“WhizFolders as a Learning Tool” by Peter Dodge

People wanting to learn a new subject or extend their knowledge often find that it helps to restructure information from books, articles, Internet, etc. into an organization that makes sense to them.

This process has three main benefits:

  1. Promotes extra attention on the information.
  2. Relates new information to the existing understanding.
  3. Develops the skill of creating summaries.

All of these are known to help people remember more information than simply reading.

WhizFolders directly supports this enhanced learning by:

  1. The transformation from an information source into WhizFolders forces you to focus more attention on the material to be studied. The mental process is one of trying to summarize or pick out the main points from the information source in order to translate it into Topics. As the reading and study continues, the Topic structure is often revised to conform to the latest understanding. WhizFolders is ideal to support this 2-way process of information summarizing and structuring. All this extra focus on the new information, although taxing at the time, is actually helping you remember it!

  2. Developing the WhizFolders Topic List (and Jump hyperlinks) maps the new material into a structure which conforms to your existing way of thinking. Since you create the WhizFolders structure, it is your attempt at understanding the subject. As more material and Topics are created, new ways of structuring the Topic List (and linking it using the Jumps) occurs. Once again, as you struggle to organize and reorganize the material, it is actually increasing your understanding of the subject area.

  3. Since it is tedious to simply copy complete sections from books and printed materials into large word processor documents, or just blindly save the web pages into different files; the WhizFolders Topics concept encourages you to summarize the key information into a short note form. The challenge of deciding if the key information should be a Topic in the List or a note in a Topic is also good discipline and a useful part of developing the skill of summarizing information. The notes you write should be as short, clear and information rich as possible. This is a skill which can be reused time and again in many other written forms, e.g. report writing, important e-mail, giving written instructions, meeting notes and summaries, etc.

Some may recognize this process as similar to an exam revision. To a large extent this is true. Although this may not evoke pleasant memories for some, it was probably a time when you felt that you learned a great deal.

Use WhizFolders as a Learning Tool for any subject that requires reference to more than one information source (or even a single source, if required). Create Topics for each important aspect using outlining techniques and your current understanding of the subject. Also create Topics for each of your information sources, using links to the web, files on disk, or short summary notes of the books and articles you read.

Encourage yourself to create many types of Topics if you are unsure how to structure the information (e.g. Subject Areas, Key Themes, References, Test Structures), but do not invest vast amounts of time linking them all with Jumps until you have a structure you feel comfortable with (but do put in the ‘obvious’ Jumps – i.e. the Jumps that you think are important, these usually stay in anyway).

Experiment with the Topic List structure whilst trying to focus on organizing the subject in your mind. What are the main subject areas, in your opinion? If the book/article/information you are looking at uses a different organization, reorganize it into your way by taking notes from the source and writing them as Topics into your structure.

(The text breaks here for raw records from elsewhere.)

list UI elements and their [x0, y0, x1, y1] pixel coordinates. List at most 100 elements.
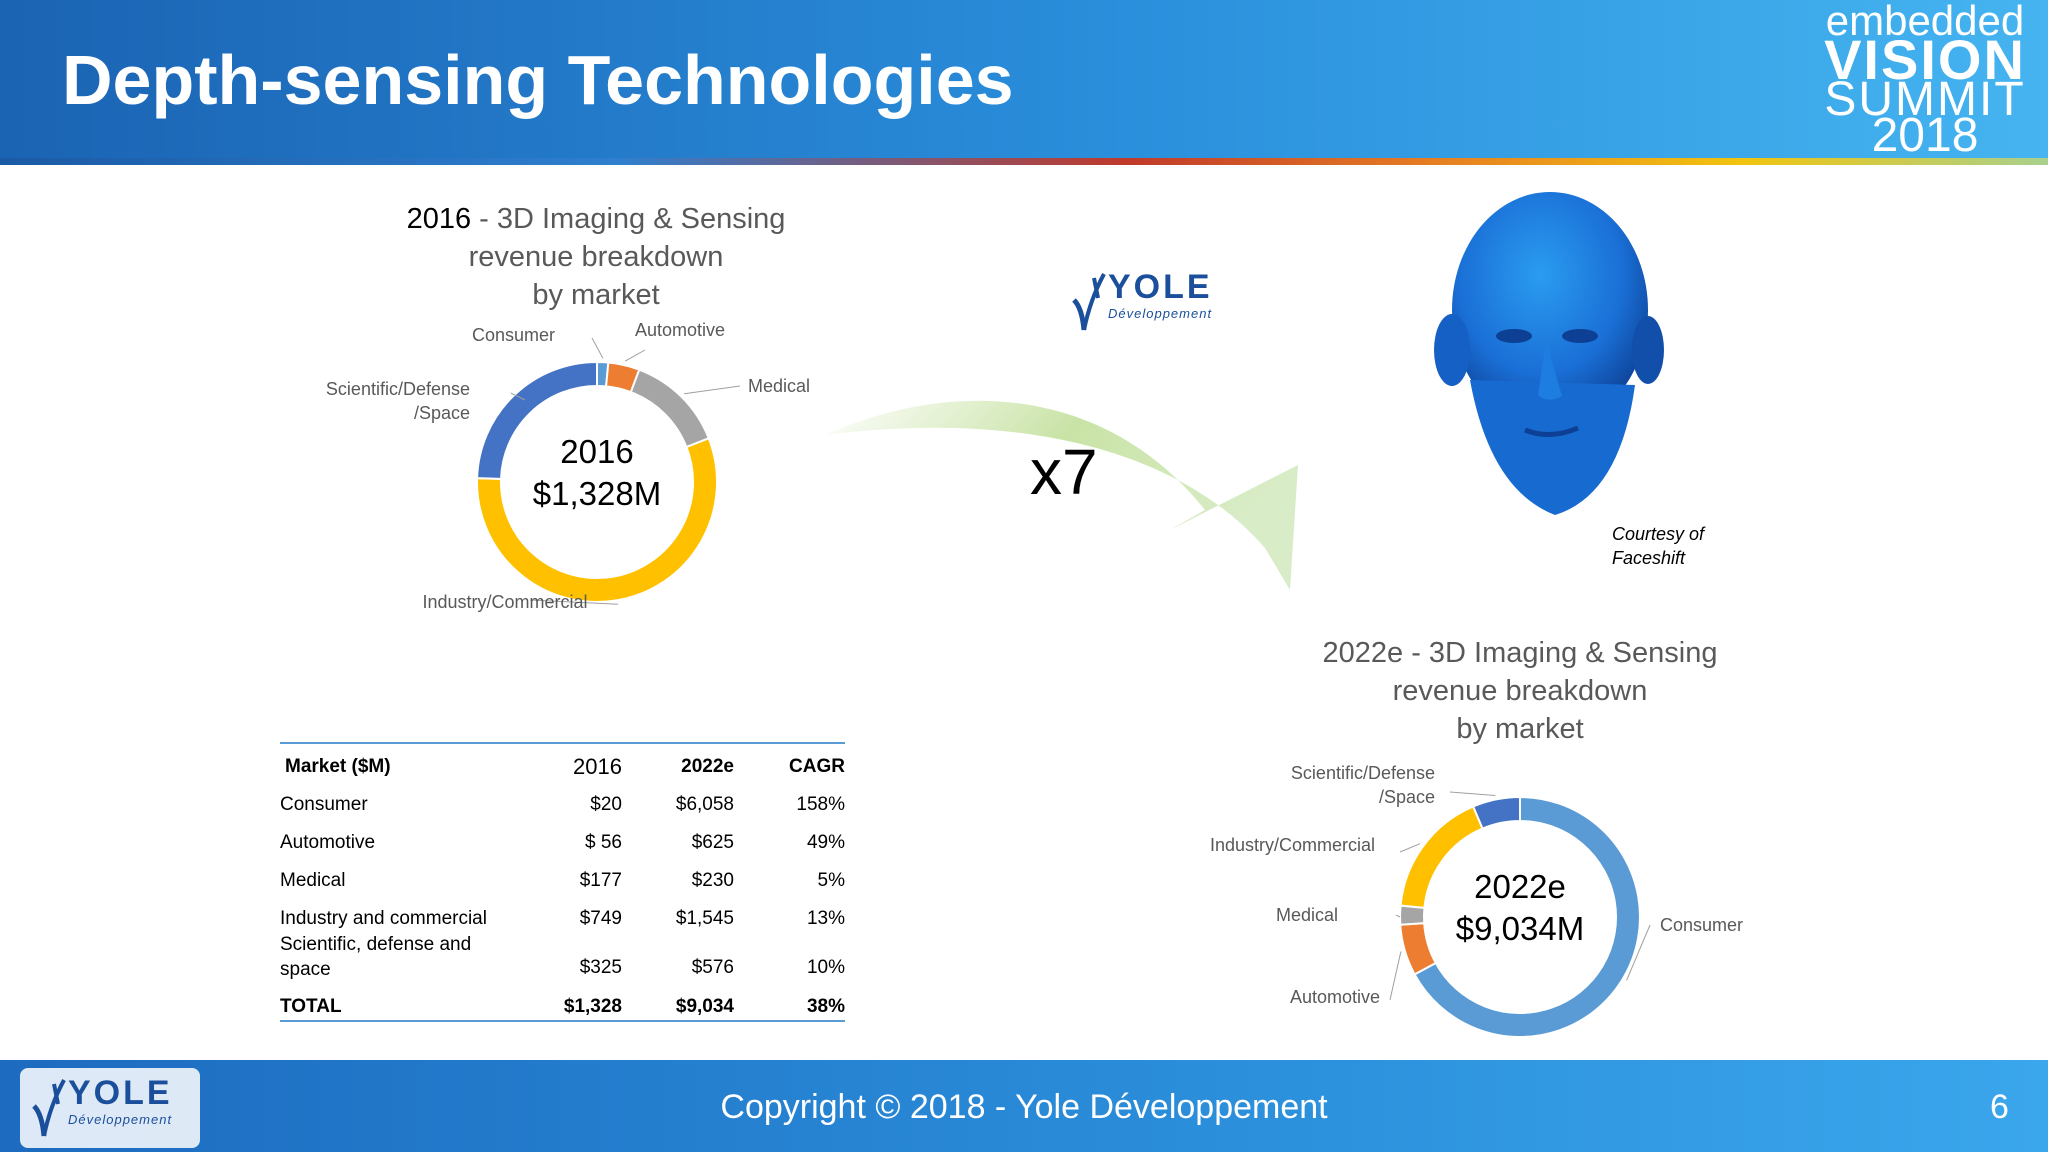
chart-2022-title-line1: 2022e - 3D Imaging & Sensing	[1322, 637, 1718, 669]
logo-line-vision: VISION	[1824, 28, 2026, 91]
slice-label: Scientific/Defense	[326, 379, 470, 399]
page-title: Depth-sensing Technologies	[62, 41, 1014, 119]
table-header-row: Market ($M) 2016 2022e CAGR	[280, 754, 845, 794]
table-total-label: TOTAL	[280, 996, 342, 1017]
yole-logo-footer: YOLE Développement	[20, 1068, 200, 1148]
slice-label: /Space	[1379, 787, 1435, 807]
table-cell-2022e: $1,545	[675, 908, 734, 929]
chart-2016-center-label: 2016 $1,328M	[497, 431, 697, 515]
table-cell-cagr: 13%	[806, 908, 845, 929]
donut-slice-scientific-defense-space	[1471, 795, 1521, 830]
table-top-rule	[280, 742, 845, 744]
table-cell-2016: $20	[590, 794, 622, 815]
yole-logo-center: YOLE Développement	[1060, 262, 1213, 342]
table-cell-market: Scientific, defense and space	[280, 934, 472, 980]
leader-line	[1395, 914, 1401, 918]
chart-2022-center-year: 2022e	[1474, 868, 1566, 905]
leader-line	[591, 337, 604, 359]
slice-label: Industry/Commercial	[422, 592, 587, 612]
leader-line	[1626, 924, 1651, 981]
table-cell-2016: $749	[579, 908, 622, 929]
growth-arrow	[825, 400, 1298, 590]
table-total-2016: $1,328	[563, 996, 622, 1017]
chart-2016-title-line3: by market	[532, 279, 660, 311]
yole-subtitle: Développement	[1108, 306, 1213, 321]
table-cell-cagr: 5%	[817, 870, 845, 891]
image-credit-line2: Faceshift	[1612, 548, 1686, 568]
table-header-cagr: CAGR	[789, 756, 845, 777]
footer-bar	[0, 1060, 2048, 1152]
donut-slice-scientific-defense-space	[476, 360, 598, 480]
donut-slice-industry-commercial	[476, 436, 718, 603]
slice-label: /Space	[414, 403, 470, 423]
table-cell-market: Consumer	[280, 794, 368, 815]
table-total-cagr: 38%	[806, 996, 845, 1017]
slice-label: Medical	[1276, 905, 1338, 925]
table-cell-2022e: $576	[691, 957, 734, 978]
slice-label: Automotive	[1290, 987, 1380, 1007]
market-table: Market ($M) 2016 2022e CAGR Consumer $20…	[280, 742, 845, 1032]
leader-line	[1399, 843, 1421, 853]
chart-2016-title-year: 2016	[406, 203, 472, 235]
table-cell-cagr: 49%	[806, 832, 845, 853]
slice-label: Medical	[748, 376, 810, 396]
table-cell-market: Medical	[280, 870, 346, 891]
table-total-row: TOTAL $1,328 $9,034 38%	[280, 996, 845, 1034]
donut-chart-2016: Consumer Automotive Medical Industry/Commer…	[326, 320, 810, 612]
chart-2016-title-rest: - 3D Imaging & Sensing	[471, 203, 786, 235]
table-cell-2022e: $6,058	[675, 794, 734, 815]
slice-label: Automotive	[635, 320, 725, 340]
3d-face-scan-image	[1434, 192, 1664, 515]
chart-2016-center-year: 2016	[560, 433, 634, 470]
donut-slice-consumer	[1413, 795, 1641, 1038]
table-cell-2016: $325	[579, 957, 622, 978]
yole-mark-icon	[1072, 273, 1106, 331]
leader-line	[624, 349, 646, 362]
slice-label: Consumer	[1660, 915, 1743, 935]
image-credit-line1: Courtesy of	[1612, 524, 1705, 544]
table-bottom-rule	[280, 1020, 845, 1022]
table-row: Automotive $ 56 $625 49%	[280, 832, 845, 870]
growth-multiplier: x7	[1030, 436, 1098, 508]
chart-2022-center-total: $9,034M	[1455, 910, 1585, 947]
table-cell-market: Industry and commercial	[280, 908, 487, 929]
table-header-2022e: 2022e	[681, 756, 734, 777]
leader-line	[684, 385, 741, 395]
chart-2016-title: 2016 - 3D Imaging & Sensing revenue brea…	[380, 200, 812, 314]
table-cell-cagr: 158%	[796, 794, 845, 815]
table-row: Medical $177 $230 5%	[280, 870, 845, 908]
page-number: 6	[1990, 1088, 2009, 1126]
yole-subtitle: Développement	[68, 1112, 173, 1127]
embedded-vision-summit-logo: embedded VISION SUMMIT 2018	[1810, 0, 2040, 162]
table-cell-2022e: $625	[691, 832, 734, 853]
table-header-2016: 2016	[573, 754, 622, 779]
logo-line-embedded: embedded	[1825, 0, 2025, 44]
slice-label: Consumer	[472, 325, 555, 345]
table-header-market: Market ($M)	[285, 756, 391, 777]
leader-line	[510, 392, 526, 401]
table-cell-2016: $ 56	[585, 832, 622, 853]
copyright-text: Copyright © 2018 - Yole Développement	[720, 1088, 1328, 1126]
leader-line	[1449, 791, 1496, 796]
chart-2022-title-line3: by market	[1456, 713, 1584, 745]
slice-label: Scientific/Defense	[1291, 763, 1435, 783]
leader-line	[529, 599, 619, 605]
table-total-2022e: $9,034	[675, 996, 734, 1017]
chart-2016-title-line2: revenue breakdown	[468, 241, 724, 273]
slice-label: Industry/Commercial	[1210, 835, 1375, 855]
table-cell-cagr: 10%	[806, 957, 845, 978]
leader-line	[1389, 951, 1402, 1001]
table-cell-market: Automotive	[280, 832, 376, 853]
yole-word: YOLE	[68, 1074, 173, 1112]
chart-2022-title-line2: revenue breakdown	[1392, 675, 1648, 707]
yole-word: YOLE	[1108, 268, 1213, 306]
table-cell-2016: $177	[579, 870, 622, 891]
chart-2022-title: 2022e - 3D Imaging & Sensing revenue bre…	[1270, 634, 1770, 748]
table-cell-2022e: $230	[691, 870, 734, 891]
chart-2016-center-total: $1,328M	[532, 475, 662, 512]
image-credit: Courtesy of Faceshift	[1612, 522, 1704, 570]
logo-line-year: 2018	[1871, 109, 1979, 162]
donut-chart-2022: Consumer Automotive Medical Industry/Commer…	[1210, 763, 1743, 1038]
chart-2022-center-label: 2022e $9,034M	[1420, 866, 1620, 950]
header-bar	[0, 0, 2048, 163]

If you create many Topics as short notes from books and articles, make sure you keep some text with the Topic of where it came from (e.g. a Jump to the reference Topic). If you rely only on the Topic List structure to show where it came from and then re-order the Topics, the source may easily be lost.

Encourage yourself to summarize the key points from your different sources, even though this is quite a demanding task. It will force you to really focus on the important points and ignore less relevant material. Write the reference page number or exact point where the information came from in your note text so that you can go back to it later during your reviews. If you read away from the computer, take some manual summary notes with paper and pencil and rewrite them into WhizFolders later (this 2-step process is excellent for concentrating on the content first – paper – and the structure second – into WhizFolders).

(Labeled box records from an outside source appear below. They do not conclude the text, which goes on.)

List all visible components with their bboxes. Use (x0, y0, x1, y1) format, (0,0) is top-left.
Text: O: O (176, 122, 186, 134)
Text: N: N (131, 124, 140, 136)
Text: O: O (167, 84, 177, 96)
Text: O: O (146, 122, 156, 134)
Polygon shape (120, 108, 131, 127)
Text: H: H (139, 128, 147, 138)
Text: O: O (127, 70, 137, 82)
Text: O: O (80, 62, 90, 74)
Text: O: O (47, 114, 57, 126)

The WhizFolders development of your subject can be as short as 1 day or may take many years. Using WhizFolders allows you to naturally organize information in the way that makes sense to you. Sometimes we feel the need to be given a structure for a subject (because we may be new to it, for example), rather than create it ourselves, but generally if you look at some of the subject overview information sources, the contents pages will suggest some likely key areas. WhizFolders makes it easy to reorganize anyway.

To conclude, these are just some initial thoughts to using WhizFolders as a Learning Tool, albeit based on using WhizFolders for several years. This may be a subject that can be developed over time as more people think about how they use WhizFolders to aid their learning and structuring of information and then contribute to this weblog.

— Peter Dodge

Peter works in IT and Telecoms and has interests in psychology and in music (piano playing).